Le professeur Mark Button, qui a dirigé l’équipe de recherche, a déclaré au site Web d’actualités technologiques ZDNet: « Certaines victimes se sentent violées comme si c’était une agression physique. De nombreuses victimes ont signalé des impacts psychologiques tels que la colère, l’anxiété, la peur, l’isolement et la gêne.

D’autres études ont montré que subir une cyberattaque peut même conduire à dépression.

Prêt à intensifier votre jeu de cybersécurité ?

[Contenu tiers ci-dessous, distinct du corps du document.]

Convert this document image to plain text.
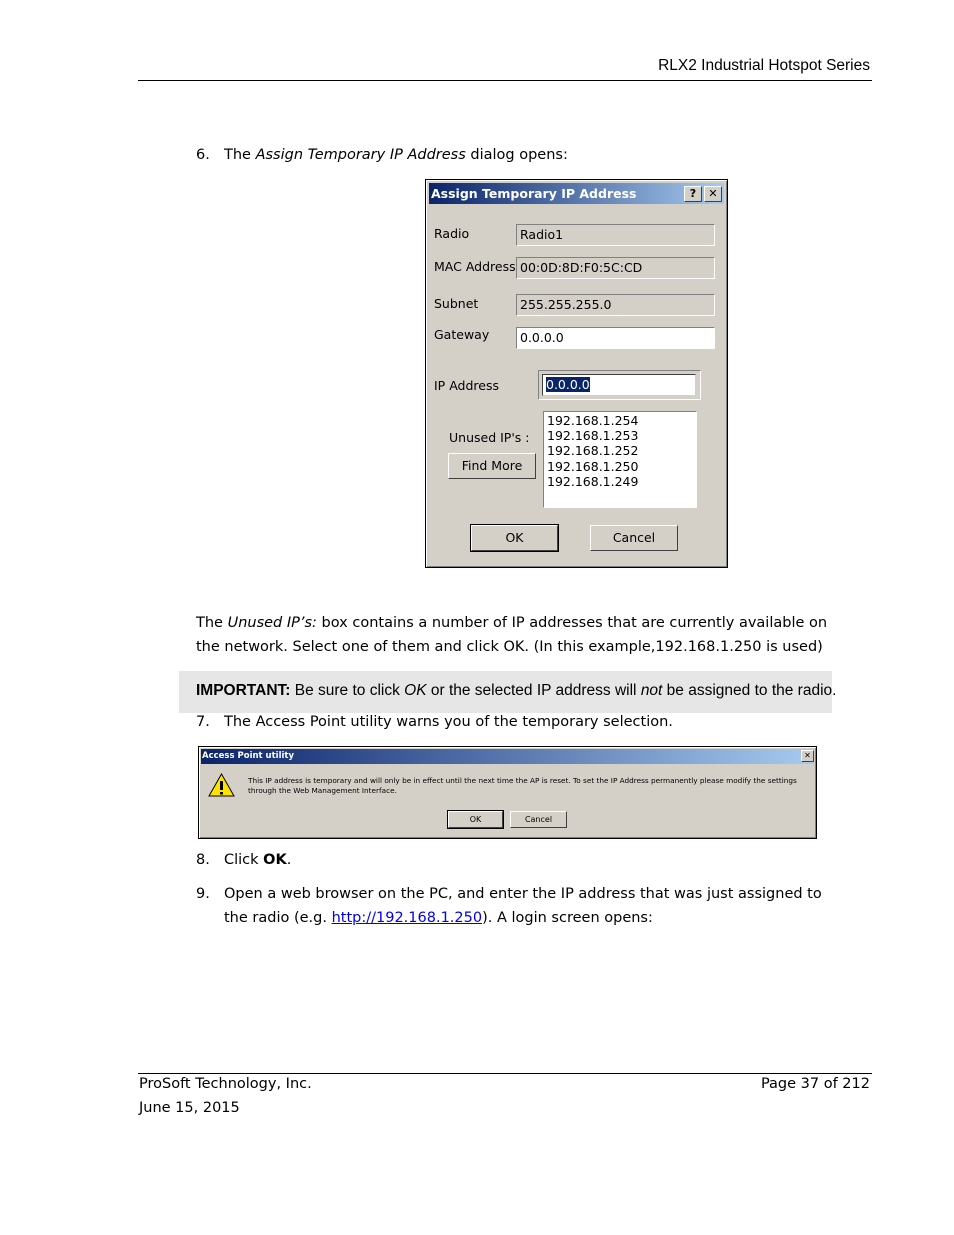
RLX2 Industrial Hotspot Series
6. The Assign Temporary IP Address dialog opens:
Assign Temporary IP Address	?	✕
Radio	Radio1
MAC Address 00:0D:8D:F0:5C:CD
Subnet	255.255.255.0
Gateway	0.0.0.0
IP Address	0.0.0.0
Unused IP's :
Find More
192.168.1.254
192.168.1.253
192.168.1.252
192.168.1.250
192.168.1.249
OK	Cancel
The Unused IP’s: box contains a number of IP addresses that are currently available on
the network. Select one of them and click OK. (In this example,192.168.1.250 is used)
IMPORTANT: Be sure to click OK or the selected IP address will not be assigned to the radio.
7. The Access Point utility warns you of the temporary selection.
Access Point utility	✕
This IP address is temporary and will only be in effect until the next time the AP is reset. To set the IP Address permanently please modify the settings
through the Web Management Interface.
OK	Cancel
8. Click OK.
9. Open a web browser on the PC, and enter the IP address that was just assigned to
the radio (e.g. http://192.168.1.250). A login screen opens:
ProSoft Technology, Inc.
June 15, 2015
Page 37 of 212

Voici trois victoires rapides…

  1. Vérifier si votre adresse e-mail ou votre numéro de téléphone ont déjà fait l’objet d’une violation de données.
  2. Vérifiez la force de votre mot de passe avec ceci vérificateur de mot de passe gratuit. Il s’exécute sur votre ordinateur local et n’envoie pas votre mot de passe sur le réseau.
  3. Assurez-vous que votre site Web est protégé par un Certificat SSL.

Pour un crédit supplémentaire, pensez protection de site web cela ne vous ralentit pas.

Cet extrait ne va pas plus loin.